A broken leg is a painful and potentially devastating injury. Depending on how the bones break and which bones break, you could need repeated surgeries requiring the orthopedic surgeons to reconstruct your bones with screws, wire, and metal plates. Furthermore, you might end up with permanent damage from your injury even if the bones heal. Such a devastating injury could force you out of work while facing a pile of medical bills, lost salary, lost benefits, and future medical costs.
The human legs are at the mercy of the forces applied to it in an automobile crash.
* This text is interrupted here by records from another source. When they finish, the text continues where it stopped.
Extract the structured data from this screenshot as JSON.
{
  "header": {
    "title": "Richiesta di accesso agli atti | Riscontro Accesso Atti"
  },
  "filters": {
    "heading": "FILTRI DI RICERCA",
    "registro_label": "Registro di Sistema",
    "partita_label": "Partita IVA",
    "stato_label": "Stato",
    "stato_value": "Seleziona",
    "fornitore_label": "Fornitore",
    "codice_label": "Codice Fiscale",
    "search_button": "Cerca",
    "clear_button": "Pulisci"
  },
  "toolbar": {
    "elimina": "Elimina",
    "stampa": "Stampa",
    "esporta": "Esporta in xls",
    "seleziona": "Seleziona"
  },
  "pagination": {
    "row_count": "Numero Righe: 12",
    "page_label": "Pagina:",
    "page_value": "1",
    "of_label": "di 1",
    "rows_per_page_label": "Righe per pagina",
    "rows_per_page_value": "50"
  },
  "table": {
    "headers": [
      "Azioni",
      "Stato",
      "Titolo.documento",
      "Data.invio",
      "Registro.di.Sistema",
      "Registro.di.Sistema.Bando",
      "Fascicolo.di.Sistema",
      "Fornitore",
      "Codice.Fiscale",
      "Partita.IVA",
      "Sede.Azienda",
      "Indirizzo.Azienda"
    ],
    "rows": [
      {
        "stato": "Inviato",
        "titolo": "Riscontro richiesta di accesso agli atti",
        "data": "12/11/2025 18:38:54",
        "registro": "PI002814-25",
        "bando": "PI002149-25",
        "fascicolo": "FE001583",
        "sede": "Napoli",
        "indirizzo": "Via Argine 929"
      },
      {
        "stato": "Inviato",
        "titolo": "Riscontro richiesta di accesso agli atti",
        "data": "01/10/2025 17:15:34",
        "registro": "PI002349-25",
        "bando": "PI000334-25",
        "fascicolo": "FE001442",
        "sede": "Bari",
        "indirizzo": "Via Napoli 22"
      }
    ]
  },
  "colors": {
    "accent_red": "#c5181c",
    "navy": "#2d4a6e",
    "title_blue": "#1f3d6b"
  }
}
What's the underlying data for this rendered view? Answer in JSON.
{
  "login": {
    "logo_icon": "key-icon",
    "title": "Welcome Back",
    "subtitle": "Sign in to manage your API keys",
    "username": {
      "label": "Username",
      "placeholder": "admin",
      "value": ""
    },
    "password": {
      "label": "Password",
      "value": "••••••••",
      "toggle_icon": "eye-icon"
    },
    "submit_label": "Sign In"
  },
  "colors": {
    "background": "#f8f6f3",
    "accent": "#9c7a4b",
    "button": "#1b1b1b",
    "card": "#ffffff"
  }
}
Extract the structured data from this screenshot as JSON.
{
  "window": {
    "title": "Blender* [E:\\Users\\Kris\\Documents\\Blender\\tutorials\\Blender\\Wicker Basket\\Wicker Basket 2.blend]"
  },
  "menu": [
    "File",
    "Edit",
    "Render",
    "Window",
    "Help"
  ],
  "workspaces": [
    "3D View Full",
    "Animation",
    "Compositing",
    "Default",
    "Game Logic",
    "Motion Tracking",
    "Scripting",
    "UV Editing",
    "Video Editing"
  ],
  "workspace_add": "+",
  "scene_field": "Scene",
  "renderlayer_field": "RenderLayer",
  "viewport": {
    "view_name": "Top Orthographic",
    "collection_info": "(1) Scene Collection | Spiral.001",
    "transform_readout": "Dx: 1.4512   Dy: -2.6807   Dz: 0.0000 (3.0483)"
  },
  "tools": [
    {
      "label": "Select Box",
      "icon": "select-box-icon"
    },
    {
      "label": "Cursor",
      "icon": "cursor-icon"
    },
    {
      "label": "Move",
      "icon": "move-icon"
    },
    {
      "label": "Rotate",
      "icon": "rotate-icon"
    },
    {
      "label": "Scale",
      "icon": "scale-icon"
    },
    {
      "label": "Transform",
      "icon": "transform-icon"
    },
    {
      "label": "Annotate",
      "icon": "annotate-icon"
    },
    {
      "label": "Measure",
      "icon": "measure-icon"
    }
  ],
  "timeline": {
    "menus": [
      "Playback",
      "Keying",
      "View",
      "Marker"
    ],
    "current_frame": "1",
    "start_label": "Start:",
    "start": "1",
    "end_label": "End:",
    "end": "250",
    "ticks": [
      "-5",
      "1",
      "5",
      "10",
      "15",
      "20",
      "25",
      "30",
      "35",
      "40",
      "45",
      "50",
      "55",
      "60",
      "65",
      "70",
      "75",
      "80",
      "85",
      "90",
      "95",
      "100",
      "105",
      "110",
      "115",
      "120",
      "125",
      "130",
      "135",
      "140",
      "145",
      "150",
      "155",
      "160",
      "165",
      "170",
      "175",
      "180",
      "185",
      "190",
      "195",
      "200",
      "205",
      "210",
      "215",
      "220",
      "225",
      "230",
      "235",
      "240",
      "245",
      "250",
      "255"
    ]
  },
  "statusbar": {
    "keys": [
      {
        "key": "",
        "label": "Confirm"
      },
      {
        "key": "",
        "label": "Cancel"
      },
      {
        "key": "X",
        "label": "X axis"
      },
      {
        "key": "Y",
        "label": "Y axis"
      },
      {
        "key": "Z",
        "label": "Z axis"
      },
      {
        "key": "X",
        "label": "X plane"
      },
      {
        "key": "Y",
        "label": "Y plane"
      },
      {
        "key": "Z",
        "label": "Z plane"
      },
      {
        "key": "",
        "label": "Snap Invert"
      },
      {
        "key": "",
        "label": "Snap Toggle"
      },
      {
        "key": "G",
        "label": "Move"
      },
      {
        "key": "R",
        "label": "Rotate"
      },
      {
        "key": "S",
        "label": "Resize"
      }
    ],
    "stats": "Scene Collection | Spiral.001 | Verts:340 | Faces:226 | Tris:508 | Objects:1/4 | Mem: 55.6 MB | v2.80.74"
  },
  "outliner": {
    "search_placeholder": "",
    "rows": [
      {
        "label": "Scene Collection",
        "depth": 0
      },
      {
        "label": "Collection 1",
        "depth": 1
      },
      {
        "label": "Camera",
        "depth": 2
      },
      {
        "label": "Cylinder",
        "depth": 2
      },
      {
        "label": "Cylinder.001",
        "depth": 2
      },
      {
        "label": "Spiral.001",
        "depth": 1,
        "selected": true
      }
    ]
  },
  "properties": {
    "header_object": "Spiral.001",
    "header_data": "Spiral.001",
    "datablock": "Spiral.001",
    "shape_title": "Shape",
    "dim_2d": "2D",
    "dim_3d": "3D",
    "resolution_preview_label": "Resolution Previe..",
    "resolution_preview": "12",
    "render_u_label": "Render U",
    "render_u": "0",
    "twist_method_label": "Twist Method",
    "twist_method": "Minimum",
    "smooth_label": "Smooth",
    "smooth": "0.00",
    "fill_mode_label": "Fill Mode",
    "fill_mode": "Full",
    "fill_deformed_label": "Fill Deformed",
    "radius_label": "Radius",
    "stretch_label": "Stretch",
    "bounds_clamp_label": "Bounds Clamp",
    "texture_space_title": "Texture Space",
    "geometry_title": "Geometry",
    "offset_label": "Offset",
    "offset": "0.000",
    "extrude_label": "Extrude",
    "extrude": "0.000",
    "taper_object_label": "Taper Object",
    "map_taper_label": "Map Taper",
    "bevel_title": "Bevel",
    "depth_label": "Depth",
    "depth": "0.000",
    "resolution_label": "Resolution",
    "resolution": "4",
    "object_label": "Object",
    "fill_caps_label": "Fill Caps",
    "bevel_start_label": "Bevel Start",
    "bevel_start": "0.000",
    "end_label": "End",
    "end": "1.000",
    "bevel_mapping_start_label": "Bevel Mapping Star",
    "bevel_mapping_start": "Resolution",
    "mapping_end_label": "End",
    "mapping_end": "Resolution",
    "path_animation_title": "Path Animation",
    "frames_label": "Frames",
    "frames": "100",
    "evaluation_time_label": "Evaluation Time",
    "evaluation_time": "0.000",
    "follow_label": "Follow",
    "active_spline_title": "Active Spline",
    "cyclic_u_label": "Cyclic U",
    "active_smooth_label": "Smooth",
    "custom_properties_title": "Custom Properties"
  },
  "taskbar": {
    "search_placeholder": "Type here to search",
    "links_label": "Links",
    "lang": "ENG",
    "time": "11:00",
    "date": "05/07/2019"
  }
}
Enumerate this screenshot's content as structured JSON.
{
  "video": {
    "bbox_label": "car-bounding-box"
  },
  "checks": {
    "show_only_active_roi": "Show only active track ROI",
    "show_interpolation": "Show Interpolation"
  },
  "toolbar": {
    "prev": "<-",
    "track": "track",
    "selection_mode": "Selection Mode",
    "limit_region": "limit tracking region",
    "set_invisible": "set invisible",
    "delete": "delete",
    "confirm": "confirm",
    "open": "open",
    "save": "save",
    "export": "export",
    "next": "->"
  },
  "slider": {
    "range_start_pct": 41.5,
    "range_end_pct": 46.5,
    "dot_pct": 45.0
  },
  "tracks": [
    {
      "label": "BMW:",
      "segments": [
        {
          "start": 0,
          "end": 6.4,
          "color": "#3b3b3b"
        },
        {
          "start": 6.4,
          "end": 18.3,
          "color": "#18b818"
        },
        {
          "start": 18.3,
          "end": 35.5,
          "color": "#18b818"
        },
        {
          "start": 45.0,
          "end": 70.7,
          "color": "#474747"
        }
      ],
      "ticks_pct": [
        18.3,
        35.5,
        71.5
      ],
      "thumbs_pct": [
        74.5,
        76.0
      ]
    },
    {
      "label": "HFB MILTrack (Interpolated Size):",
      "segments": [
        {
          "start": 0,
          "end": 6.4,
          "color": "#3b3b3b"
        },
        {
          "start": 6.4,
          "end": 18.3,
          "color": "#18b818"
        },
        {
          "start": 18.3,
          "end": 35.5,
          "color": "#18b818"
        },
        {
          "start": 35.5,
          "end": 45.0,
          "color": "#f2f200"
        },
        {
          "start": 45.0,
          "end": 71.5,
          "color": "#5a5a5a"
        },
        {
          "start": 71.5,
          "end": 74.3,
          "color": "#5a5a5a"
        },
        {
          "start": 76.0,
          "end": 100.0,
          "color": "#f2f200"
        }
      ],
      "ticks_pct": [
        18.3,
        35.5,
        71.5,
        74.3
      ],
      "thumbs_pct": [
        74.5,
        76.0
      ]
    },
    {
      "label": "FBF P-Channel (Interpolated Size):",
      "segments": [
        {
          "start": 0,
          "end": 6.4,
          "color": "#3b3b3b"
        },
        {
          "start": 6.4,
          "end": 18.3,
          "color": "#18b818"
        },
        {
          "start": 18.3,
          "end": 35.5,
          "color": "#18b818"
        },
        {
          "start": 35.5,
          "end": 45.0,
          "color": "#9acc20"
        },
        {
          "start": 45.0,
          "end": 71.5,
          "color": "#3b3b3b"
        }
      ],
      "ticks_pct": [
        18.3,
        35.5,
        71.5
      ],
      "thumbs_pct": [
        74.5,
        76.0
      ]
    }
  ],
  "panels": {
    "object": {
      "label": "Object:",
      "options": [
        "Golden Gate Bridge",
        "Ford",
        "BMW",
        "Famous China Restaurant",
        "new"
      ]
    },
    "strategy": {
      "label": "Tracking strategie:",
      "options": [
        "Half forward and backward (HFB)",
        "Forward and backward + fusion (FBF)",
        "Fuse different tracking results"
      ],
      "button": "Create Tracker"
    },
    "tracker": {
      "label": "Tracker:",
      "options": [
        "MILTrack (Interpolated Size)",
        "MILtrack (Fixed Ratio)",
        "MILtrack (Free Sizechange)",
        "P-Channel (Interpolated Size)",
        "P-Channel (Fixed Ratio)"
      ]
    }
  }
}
Despite how hard your leg bones are, they are no match for crushed metal. The bones of the lower leg, named the tibia and fibula, can get caught under the dashboard of a crumbling vehicle and snap. Similarly, the bones of your feet and ankles are at risk for sustaining a significant fracture in a car crash. Additionally, your kneecap, or patella, could slam into the dashboard and fracture. The femur, which is the thigh bone, can break if you are sitting at the door and a car crashes directly into you in a so-called “t-bone” accident. The bones of the hip can be broken in a t-bone crash as well.
The severity of the break depends on many factors such as the speed at which the cars collide, the health of the bones, the age of the person, previous injuries, and whether the motorist is restrained by a seatbelt. Orthopedic surgeons describe the severity of a fracture by defining with the wound is open or closed and whether the bone broke in multiple places or just one. An open fracture is sometimes described as a “compound fracture,” meaning the bone came through the skin. Orthopedic doctors will also describe leg fractures in terms of how the bone broke, such as a complete fracture, partial fracture, or a spiral fracture.